Pelapor dan Barang Bukti tidak ada, Terdakwa Erlina Dituntut 7 Tahun
Sidang Mendengarkan Tuntutan Terdakwa Erlina |
Dalam amar tuntutan Jaksa, terdakwa Erlina terbukti bersalah melakukan tindak pidana Pasal 49 ayat (1) Undan-undang Nomor 10 Tahun 1998 Tentang Perubahan Atas Undang-Undang Nomor 7 Tahun 1992 Tentang Perbankan jo Pasal 64 ayat (1) KUHPidana.
"Menuntut terdakwa Erlina dengan hukuman kurungan penjara selama 7 tahun, denda 10 milliar, subsider 6 bulan," baca Jaksa Samsul Sitinjak.
Usai tuntutan terdakwa dibacakan Jaksa.
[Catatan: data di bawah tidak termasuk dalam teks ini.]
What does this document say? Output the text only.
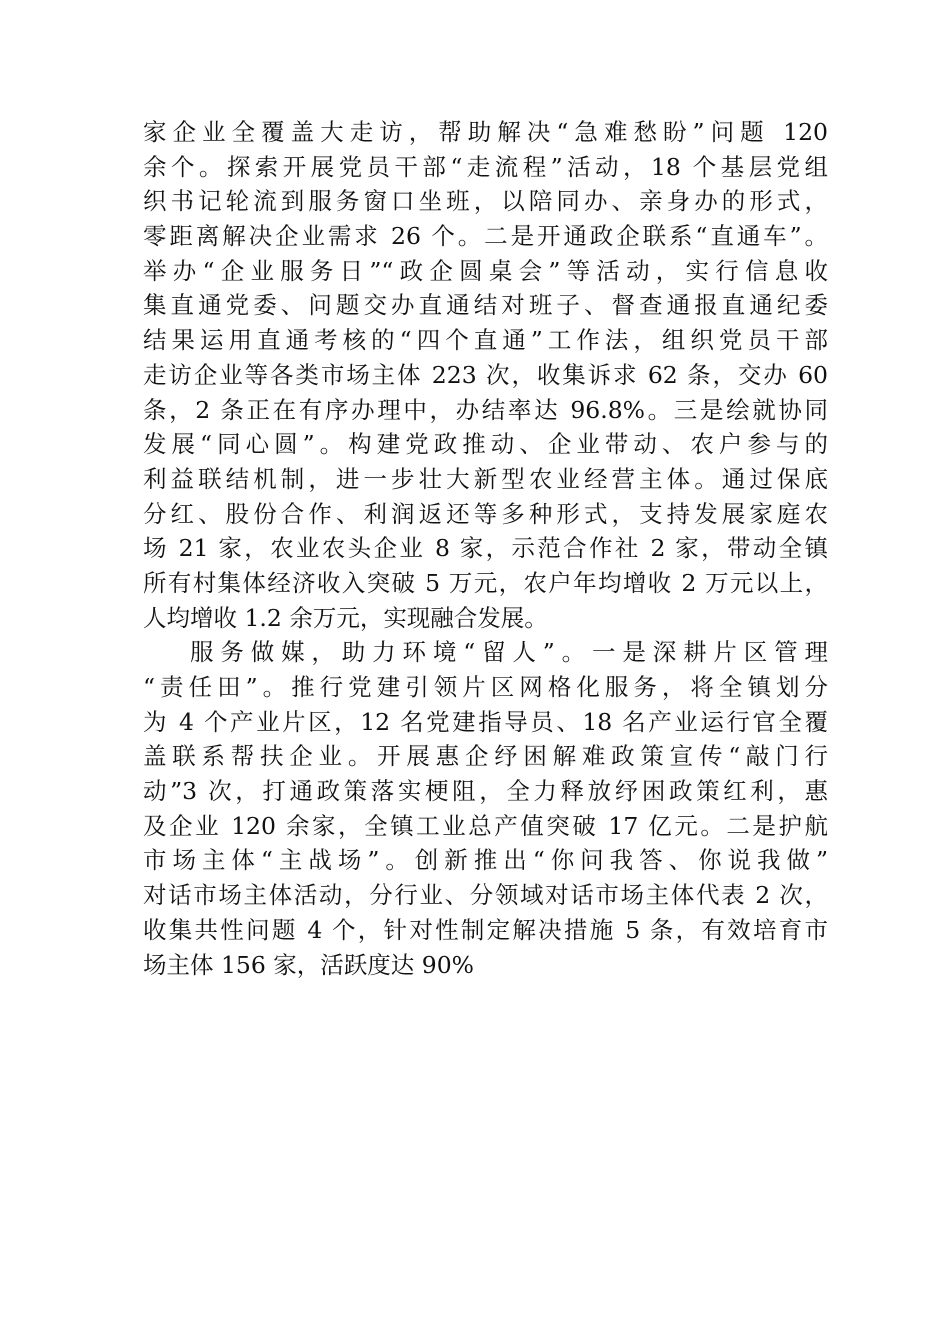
家企业全覆盖大走访，帮助解决“急难愁盼”问题 120
余个。探索开展党员干部“走流程”活动，18 个基层党组
织书记轮流到服务窗口坐班，以陪同办、亲身办的形式，
零距离解决企业需求 26 个。二是开通政企联系“直通车”。
举办“企业服务日”“政企圆桌会”等活动，实行信息收
集直通党委、问题交办直通结对班子、督查通报直通纪委
结果运用直通考核的“四个直通”工作法，组织党员干部
走访企业等各类市场主体 223 次，收集诉求 62 条，交办 60
条，2 条正在有序办理中，办结率达 96.8%。三是绘就协同
发展“同心圆”。构建党政推动、企业带动、农户参与的
利益联结机制，进一步壮大新型农业经营主体。通过保底
分红、股份合作、利润返还等多种形式，支持发展家庭农
场 21 家，农业农头企业 8 家，示范合作社 2 家，带动全镇
所有村集体经济收入突破 5 万元，农户年均增收 2 万元以上，
人均增收 1.2 余万元，实现融合发展。
服务做媒，助力环境“留人”。一是深耕片区管理
“责任田”。推行党建引领片区网格化服务，将全镇划分
为 4 个产业片区，12 名党建指导员、18 名产业运行官全覆
盖联系帮扶企业。开展惠企纾困解难政策宣传“敲门行
动”3 次，打通政策落实梗阻，全力释放纾困政策红利，惠
及企业 120 余家，全镇工业总产值突破 17 亿元。二是护航
市场主体“主战场”。创新推出“你问我答、你说我做”
对话市场主体活动，分行业、分领域对话市场主体代表 2 次，
收集共性问题 4 个，针对性制定解决措施 5 条，有效培育市
场主体 156 家，活跃度达 90%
Majelis Hakim yang dipimpin Mangapul Manalu didampingi hakim anggota Jasael dan Rozza, mempersilahkan terdakwa untuk kordinasi dengan PH nya. "Silahkan kordinasi dengan PH nya, apakah terdakwa menyampaikan pembelaan (Pledoi)," sampainya Hakim Mangapul Manalu kepada terdakwa Erlina.
"Saya akan mengajukan pledoi yang mulia," ujar terdakwa Erlina.
Fakta selama persidangan, dalam dakwaan Jaksa, terdakwa Erlina yang dilaporkan Bambang Herianto ke polisi, kasus perkara penggelapan dalam jabatan dengan kerugian sebesar Rp 4 juta, kemudian dalam surat dakwaan JPU berubah menjadi Rp 117.186.000.
Ironisnya lagi, mulai dari awal persidangan, sejak berkas perkara terdakwa diajukan ke PN Batam, saksi pelapor tidak pernah dihadirkan diperiksa sebagai saksi, karena saksi pelapor, menurut Jaksa, pelapor tidak lagi berada ditempat tinggalnya. Kemudian, saksi-saksi yang dihadirkan Jaksa dalam persidangan tidak bisa menunjukkan barang barang bukti mulai audit internal BPR Agra Dhana, audit keuangan, audit akuntan publik, serta barang bukti metrix yang disampaikan saksi Beny (Manager Marketing) dan Sari (Manager Operasional) BPR Agra Dhana. Begitu juga dengan Jaksa, tidak dapat menunjukkan barang bukti.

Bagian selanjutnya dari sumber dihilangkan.